After a morning jaunt through the city center and along the relevantly developed waterfront, I found myself at the gates of the Royal Palace. It was closed when I arrived, so I negotiated a tuk-tuk with a thirty-something man named Wanda. In ten minutes, I was riding through trash-filled streets of dust, rock, and sand. Then came Choeung Ek and Tuol Sleng. I don’t wish to dwell on what I saw and heard. Death. A failed attempt at extreme Maoism. Dystopian horror and brutal mantras: “To remove a weed, you have to dig up the roots.” Fourteen unmarked graves were all that was left when The Organization abandoned its post to avoid the oncoming wave of Vietnamese soldiers and Cambodian defectors. (Also, America dropped more bombs on Cambodia during the Vietnam war than they did during the entirety of WWI.) Rebar shackles, boarded ventilation, brick cells, and barb-wire anti-suicide guards. Prisoners stabbing themselves with pens and pouring kerosene lamps on their heads to end their own suffering in search of an early grave.

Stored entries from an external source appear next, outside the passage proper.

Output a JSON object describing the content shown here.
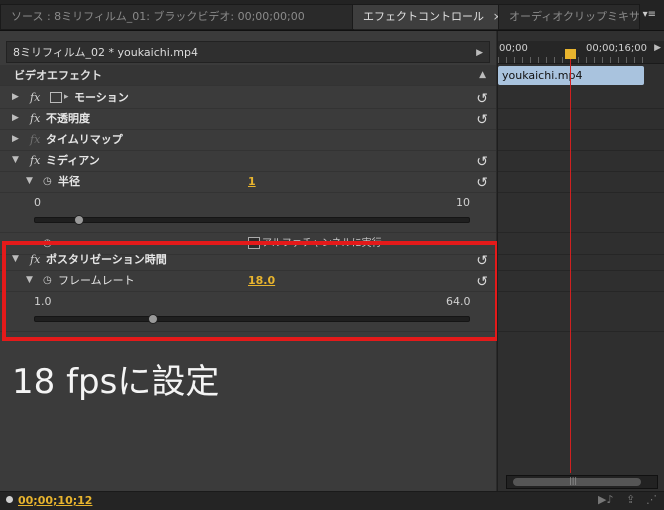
{
  "tabs": {
    "source": "ソース : 8ミリフィルム_01: ブラックビデオ: 00;00;00;00",
    "effect_controls": "エフェクトコントロール",
    "close": "×",
    "audio_mixer": "オーディオクリップミキサー",
    "menu": "▾≡"
  },
  "clip": {
    "title": "8ミリフィルム_02 * youkaichi.mp4",
    "expand": "▶"
  },
  "effects_header": "ビデオエフェクト",
  "collapse": "▲",
  "effects": {
    "motion": "モーション",
    "opacity": "不透明度",
    "time_remap": "タイムリマップ",
    "median": "ミディアン",
    "radius_label": "半径",
    "radius_value": "1",
    "radius_min": "0",
    "radius_max": "10",
    "alpha_partial": "アルファチャンネルに実行",
    "posterize": "ポスタリゼーション時間",
    "framerate_label": "フレームレート",
    "framerate_value": "18.0",
    "framerate_min": "1.0",
    "framerate_max": "64.0"
  },
  "slider_levels": {
    "radius": 0.1,
    "framerate": 0.27
  },
  "fx_symbol": "fx",
  "caption": "18 fpsに設定",
  "timeline": {
    "t_start": "00;00",
    "t_end": "00;00;16;00",
    "clip_name": "youkaichi.mp4"
  },
  "footer": {
    "timecode": "00;00;10;12"
  }
}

And wealth, manicured lawns, silver floors. The Royal Palace. Quite beautiful, a bright contrast to the bleakness of the rest. Cambodia (or maybe just Phnom Penh) was known as “The Pearl of Asia” before conflict tore it apart. The Pol Pot regime was responsible for much yet was dealt only partial justice for its crimes. Brother #1 died while on house arrest, some twenty years after 1979, when his plans failed. The rest were slowly found and brought to trial for crimes against humanity.
“I did this on my own; it’s the only way… Reconciliation is not about talking to each other; it’s about the obligation and responsibility of each of the victims to put all the pieces back together” (Jok Chan, leader of DC Com, collecting info and raising awareness of Pol Pot and genocide… look him up for proper spelling and quote.)